The fire service has for the most part stopped using debriefings, according to Richard Gist, a co-author of the 2014 study.

“We’ve gone in very different directions, but it still seems to have a foothold in law enforcement,” says Dr. Gist, a public health psychologist who has worked at the Kansas City (Missouri) Fire Department for 20 years. 

Fire departments and other agencies have instead begun to adopt methods known as “psychological first aid,” which calls for three broad responses to help first responders after critical incidents: recreating a sense of safety, establishing meaningful social connections, and re-establishing a sense of efficacy.

Psychological first aid is “proven to improve outcomes, lessen complications, and shorten recovery times for both the general public and emergency service personnel,” wrote Mike McEvoy, an EMS coordinator for Saratoga County and EMS director for the New York State Association of Fire Chiefs, in a 2005 article in Fire Engineering magazine. He noted that one meta-analysis found that CISDs proved neutral when compared with no debriefing at all for the 40 percent of rescuers for whom it was appropriate.

Instead, he argued, “It’s time to expand what we offer our members using what scientific evidence shows is our most powerful and effective mental health tool: helping each other.”

One stress management tool

But others argue that CISD is an effective tool. It was created by a paramedic in Maryland named Jeffrey Mitchell in 1972, who spent 11 years developing the debriefing method before publishing an article about it. CISD “is one tool in the whole field of critical incident stress management,” he says.

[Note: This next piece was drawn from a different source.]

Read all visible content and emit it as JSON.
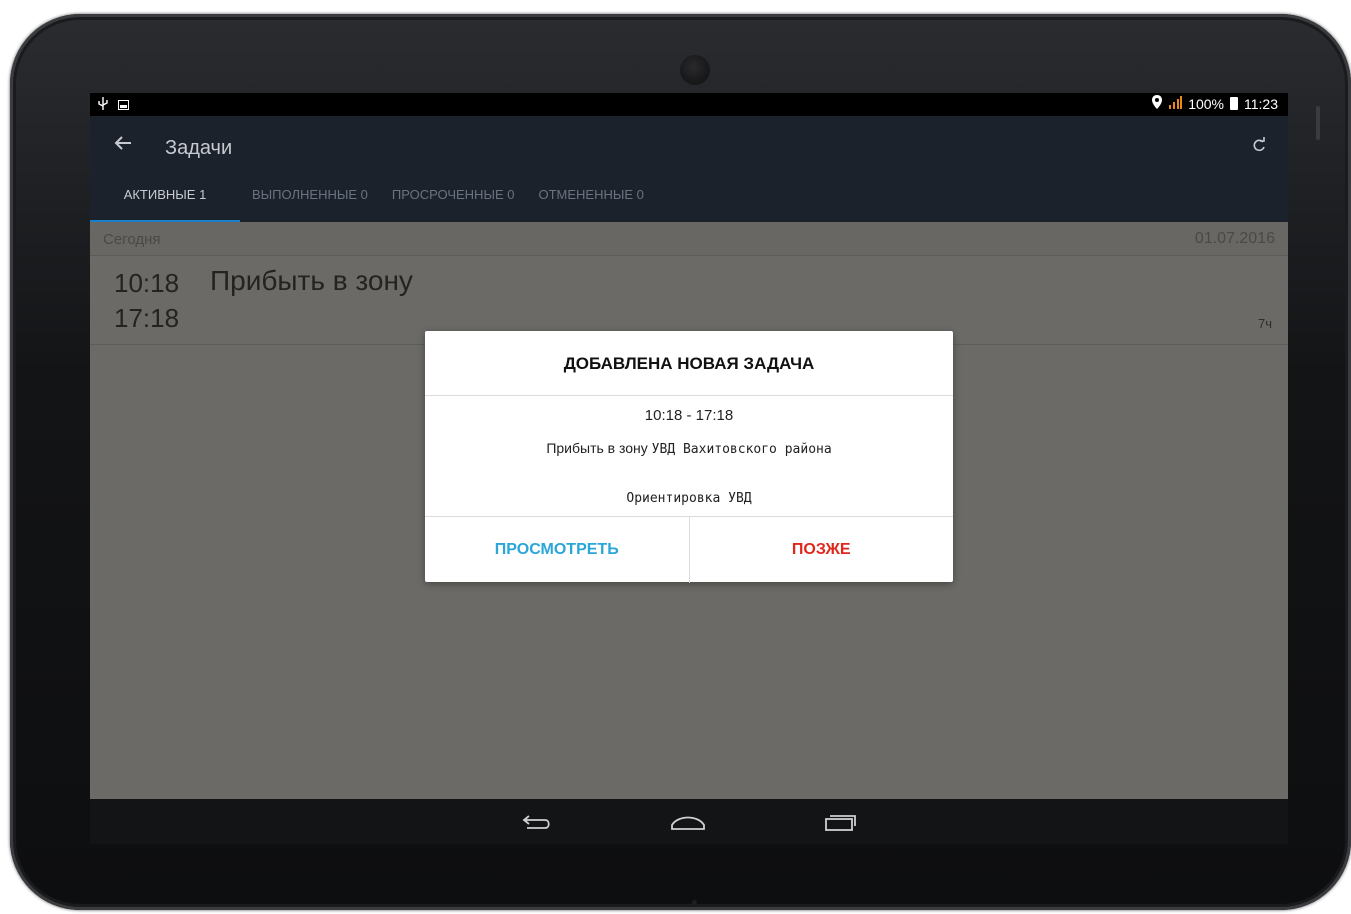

Several studies critiquing debriefings, Dr. Mitchell notes, didn’t study the group debriefings of emergency responders he developed and promotes – instead studying debriefings of civilians or one-on-one debriefings of emergency responders.

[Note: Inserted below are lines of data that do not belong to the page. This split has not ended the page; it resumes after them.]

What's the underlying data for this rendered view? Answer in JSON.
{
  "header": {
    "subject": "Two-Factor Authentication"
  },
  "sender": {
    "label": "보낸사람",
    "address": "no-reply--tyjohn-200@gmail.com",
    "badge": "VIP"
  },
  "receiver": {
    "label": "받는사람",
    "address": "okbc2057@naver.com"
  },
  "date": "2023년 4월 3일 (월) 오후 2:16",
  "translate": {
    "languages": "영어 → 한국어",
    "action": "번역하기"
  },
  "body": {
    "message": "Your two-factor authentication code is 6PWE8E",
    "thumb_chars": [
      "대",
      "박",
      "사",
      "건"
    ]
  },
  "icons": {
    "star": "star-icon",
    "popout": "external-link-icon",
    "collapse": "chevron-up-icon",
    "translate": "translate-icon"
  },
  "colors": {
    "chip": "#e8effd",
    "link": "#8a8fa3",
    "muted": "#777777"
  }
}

In the late 1980s, he co-founded the International Critical Incident Stress Foundation (ICISF), which has become one of the leading organizations promoting and training agencies on CISD and CISM. There are currently more than 1,500 CISM teams around the world who are trained by the ICISF.

The Fort Worth Police Department’s peer support group is one.

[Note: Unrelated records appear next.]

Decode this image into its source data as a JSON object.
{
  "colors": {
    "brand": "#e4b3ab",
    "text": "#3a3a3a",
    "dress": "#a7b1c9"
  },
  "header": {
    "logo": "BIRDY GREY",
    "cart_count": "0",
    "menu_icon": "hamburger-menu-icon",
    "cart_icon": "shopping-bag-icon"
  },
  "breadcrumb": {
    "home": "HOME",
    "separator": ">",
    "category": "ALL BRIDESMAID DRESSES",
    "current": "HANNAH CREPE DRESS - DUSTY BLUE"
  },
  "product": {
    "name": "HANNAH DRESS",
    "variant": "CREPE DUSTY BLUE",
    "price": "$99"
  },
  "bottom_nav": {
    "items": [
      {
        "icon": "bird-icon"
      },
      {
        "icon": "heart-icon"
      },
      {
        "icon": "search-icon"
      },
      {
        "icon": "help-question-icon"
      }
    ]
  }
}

“They were the standard, and we wanted to go with what we considered was the best,” says Officer Mitchell, who began leading the peer support group in 2009. The core training “hasn’t changed a whole lot,” he adds, but it works.

Dave Barrows, a former president of the Northern Illinois CISM team, agrees. His team of about 60 people – created in the mid-1980s as one of the first ICISF-trained teams – responds to incidents in a nine-county area around Chicago. In the first four months of this year, his team responded to 32 incidents, a similar figure to last year.

The training has expanded beyond debriefings over the years, and police officers and firefighters they have worked with have later chosen to join his team. “While that’s not a quantifiable, double-blind research study, I think it says a great deal that what we do is effective,” he says.

Commander Barrows’ team does not operate in the city of Chicago. The police department there has been responding to six officer suicides in an eight-month period, and recently released a video series encouraging their officers to seek mental health support. Other police departments around the country have been trying other methods of psychological support for their officers.

The Stockton Police Department in California created a wellness program for its officers several years ago that is now hailed as a national model. Officers are introduced to the “wellness network” with an eight-hour training during orientation, educated on how stress affects the mind and body, and taught mindfulness techniques and other methods to keep themselves on an even keel.

A variety of mental health support options is what Sergeant Mitchell in California wants to see.

“We’re sending [officers] out in the field with guns. And we have [one of] the highest suicide rates there is in any profession,” she says. “We don’t do any research to examine, to evaluate whether our practices work or don’t work. We just adopt whatever the next agency is doing.”

Editor’s note: This article has been updated to clarify that Renee Mitchell supervised two people who went through an officer-involved shooting in 2005.